I have had the same I have had over 25 calls now and when you get though to talktalk they don't want to know and. The calls first starting just saying I was a talktalk customer but now they know my name and account number which I don't know it. And don't use my house phone. But I wrote it down and it was correct. I asked talktalk how they had got all them details and was told I had given them or it was a guess. Not a happy customer as you can quess.
Bob, if you're reading this my advice is to complain IN WRITING* to TalkTalk. They have a dedicated complaints team (0345 172 0088) but for evidential reasons you should get everything in writing. If they phone you, RECORD THE CALL.

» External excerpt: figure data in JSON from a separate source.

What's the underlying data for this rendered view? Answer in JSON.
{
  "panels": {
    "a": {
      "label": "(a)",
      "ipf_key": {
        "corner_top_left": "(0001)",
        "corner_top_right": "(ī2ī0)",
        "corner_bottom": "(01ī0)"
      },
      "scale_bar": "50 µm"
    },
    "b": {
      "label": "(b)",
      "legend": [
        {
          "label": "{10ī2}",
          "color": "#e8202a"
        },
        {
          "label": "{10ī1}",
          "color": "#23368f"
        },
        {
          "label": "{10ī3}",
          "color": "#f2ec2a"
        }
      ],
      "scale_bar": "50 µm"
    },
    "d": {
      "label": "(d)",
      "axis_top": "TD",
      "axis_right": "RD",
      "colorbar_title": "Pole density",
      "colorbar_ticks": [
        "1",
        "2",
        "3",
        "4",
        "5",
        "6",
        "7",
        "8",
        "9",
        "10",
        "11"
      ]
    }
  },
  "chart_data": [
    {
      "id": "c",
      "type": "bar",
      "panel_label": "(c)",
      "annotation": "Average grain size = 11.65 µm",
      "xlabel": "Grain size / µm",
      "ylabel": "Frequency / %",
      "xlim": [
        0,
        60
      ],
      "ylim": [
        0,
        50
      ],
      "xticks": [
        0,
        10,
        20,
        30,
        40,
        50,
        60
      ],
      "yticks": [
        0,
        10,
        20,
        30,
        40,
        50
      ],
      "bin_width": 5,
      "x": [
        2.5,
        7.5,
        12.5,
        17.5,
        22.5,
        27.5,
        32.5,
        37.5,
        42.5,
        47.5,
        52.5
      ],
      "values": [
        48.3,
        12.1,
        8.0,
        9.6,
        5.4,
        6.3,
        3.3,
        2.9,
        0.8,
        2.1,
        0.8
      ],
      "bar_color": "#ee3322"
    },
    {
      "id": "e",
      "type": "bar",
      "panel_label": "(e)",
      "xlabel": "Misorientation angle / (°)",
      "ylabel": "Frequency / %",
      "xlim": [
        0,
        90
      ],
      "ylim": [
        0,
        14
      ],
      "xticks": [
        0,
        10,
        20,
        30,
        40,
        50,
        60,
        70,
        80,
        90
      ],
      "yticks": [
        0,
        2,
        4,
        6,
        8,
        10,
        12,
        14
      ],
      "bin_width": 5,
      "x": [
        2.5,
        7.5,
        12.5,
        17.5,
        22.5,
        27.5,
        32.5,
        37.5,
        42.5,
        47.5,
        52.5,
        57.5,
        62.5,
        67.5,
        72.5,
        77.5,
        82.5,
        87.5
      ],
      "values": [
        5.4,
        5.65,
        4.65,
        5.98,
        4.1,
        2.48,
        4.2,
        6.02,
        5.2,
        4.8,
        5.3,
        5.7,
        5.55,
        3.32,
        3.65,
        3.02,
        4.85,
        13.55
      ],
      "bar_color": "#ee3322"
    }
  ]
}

*Customer Relations Department
P.O. Box 346
See this page for further information and what you must include in your letter:
If you're not satisfied they ask that you escalate it to a manager and then their CEOs office. This is optional but recommended.
Certainly do those two things if you can BUT after 8 weeks has elapsed OR if you receive a deadlock (or final response) letter before that period you are entitled to refer the case to the Ombudsman
There is a cost to TalkTalk of around £600 for a case to be heard by the Ombudsman. You are not liable to pay this. It is in their interests to resolve it without you needing to refer it to the Ombudsman.
You should also make a separate complaint to the Information Commissioner's Office – see their website:
HOWEVER it wouldn't surprise me if this was an unfortunate coincidence whereby you've been tricked into believing its TalkTalk and it was pure fluke that they guessed you had a problem with your router and that they also guessed your new phone number. Perhaps the previous owner of the number (if any) was also with TalkTalk.
The alternative is court action through the County Court; you should ideally speak to a solicitor if this is the route you decide to go down.
Best of luck.
A friend had a similar thing happen to him a few days ago after getting BT Internet installed last week. So may not just be a TalkTalk problem.
Could it be that they just got lucky dialling numbers sequentially? A TalkTalk customer with an issue.